Where are you installing your VM? Note: RancherOS doesn’t support additional users/passwords, it’s really only the rancher user and any SSH keys that you add to it. So I’m not too sure where you might have read about login passwords as I would like to update the RancherOS docs if you read that.
Password login works if you boot from iso / ipxe and could be set as kernel param
kernel ... rancher.password=rancher
During install you have to set pubkeys with the cloud-config file! If pubkeys are missing you can boot from iso / ipxe and reconfigure / reinstall RancherOS with the login above (rancher / rancher).

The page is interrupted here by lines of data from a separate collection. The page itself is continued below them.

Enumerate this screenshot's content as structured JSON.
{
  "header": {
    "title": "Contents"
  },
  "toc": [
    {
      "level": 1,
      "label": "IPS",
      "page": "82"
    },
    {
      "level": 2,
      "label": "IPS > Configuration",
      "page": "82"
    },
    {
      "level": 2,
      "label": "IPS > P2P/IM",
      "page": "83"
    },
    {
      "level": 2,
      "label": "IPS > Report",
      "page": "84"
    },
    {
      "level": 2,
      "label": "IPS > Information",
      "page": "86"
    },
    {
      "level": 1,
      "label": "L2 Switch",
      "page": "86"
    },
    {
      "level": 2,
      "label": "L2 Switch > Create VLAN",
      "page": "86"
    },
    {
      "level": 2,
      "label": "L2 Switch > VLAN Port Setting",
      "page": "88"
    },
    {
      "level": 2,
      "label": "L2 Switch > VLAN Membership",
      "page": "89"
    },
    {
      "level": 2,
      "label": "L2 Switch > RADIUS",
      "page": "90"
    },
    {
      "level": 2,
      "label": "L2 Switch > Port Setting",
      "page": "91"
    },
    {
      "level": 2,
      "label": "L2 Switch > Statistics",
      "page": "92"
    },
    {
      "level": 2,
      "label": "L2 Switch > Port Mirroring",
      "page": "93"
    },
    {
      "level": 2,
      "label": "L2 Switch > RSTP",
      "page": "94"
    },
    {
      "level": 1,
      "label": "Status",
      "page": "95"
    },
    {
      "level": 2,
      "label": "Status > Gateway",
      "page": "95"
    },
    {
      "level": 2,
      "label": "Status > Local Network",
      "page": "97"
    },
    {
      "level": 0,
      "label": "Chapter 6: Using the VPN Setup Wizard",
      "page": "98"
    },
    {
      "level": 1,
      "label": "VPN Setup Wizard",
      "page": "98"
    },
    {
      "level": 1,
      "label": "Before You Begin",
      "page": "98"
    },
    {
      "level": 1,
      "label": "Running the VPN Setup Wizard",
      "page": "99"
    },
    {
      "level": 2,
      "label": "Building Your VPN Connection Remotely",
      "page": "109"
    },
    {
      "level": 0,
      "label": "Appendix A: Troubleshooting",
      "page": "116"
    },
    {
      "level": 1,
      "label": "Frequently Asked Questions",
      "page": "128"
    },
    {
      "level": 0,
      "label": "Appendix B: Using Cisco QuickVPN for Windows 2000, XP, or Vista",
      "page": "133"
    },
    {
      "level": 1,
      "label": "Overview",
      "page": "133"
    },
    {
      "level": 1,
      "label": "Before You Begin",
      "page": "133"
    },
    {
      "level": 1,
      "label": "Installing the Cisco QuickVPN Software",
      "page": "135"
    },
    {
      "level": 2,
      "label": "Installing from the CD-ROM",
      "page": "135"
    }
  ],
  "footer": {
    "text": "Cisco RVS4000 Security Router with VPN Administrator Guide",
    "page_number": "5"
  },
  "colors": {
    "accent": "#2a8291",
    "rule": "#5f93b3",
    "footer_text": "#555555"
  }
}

Hi Denise, thanks for the reply! I know you’ve got to be awfully busy over there and I really appriatiate the help. Your were right they were linking info for rancher, i knew that and disregaurded. I’m also sorry to bug you with my issues installing.
Here’s where I’m at:
boot rancherOS iso in VM
log in with rancher/rancher
scp the cloud-config.yml that I created only containing ssh-rsa public key
install to disk with rancher-install -f -c cloud-config.yml -d /dev/sda
reboot VM post install
ssh into VM running fresh install of rancherOS with 'ssh -i /path/to/ssh/id_rsa rancher@
Now I’m logged in to the new install and everything great, but I think I need additional network configuration because after a reboot rancherOS boots with a “cleaner” boot sequence and login screen that I’ve never seen before. When I try to ssh I again its not accepted and as expected I can’t login with rancher/rancher because thats no longer hard coded into the OS.
I’ve been digging around most of the day and found a few examples of people including all of their desired network config in the initial cloud-config.yml. I’m also wondering if I should use the write_to_disk option and write my cloud-config.yml to disk and possible all of my network config the first time I ssh into the box?
Any help/advice would be amazing and if you don’t get around to it I understand. You guys sure must be busy over there inventing all this future tech. Highly anticipating the V4 realease.
Hey Denise, I just got a chance to attempt another install. I included my network config details along with my ssh-rsa keyin the initial cloud-config.yml that and it worked beautifly! Im up and running and reboots no longer permanently lock me out, couldnt be happier!!
Here’s what my cloud-config.yml looks like in case anyones interested:
The yaml format of my cloud-config.yml didnt translate very well in my example above but im sure anyone interested can figure it out from here. If not or your struggling like I was feel free to write me and ill do what i can to help.
@chinch Edited your post to fix it… You can put pre-formatted content into forum posts by adding 3 backticks before and after the content, or using the </> button in the toolbar of the text field.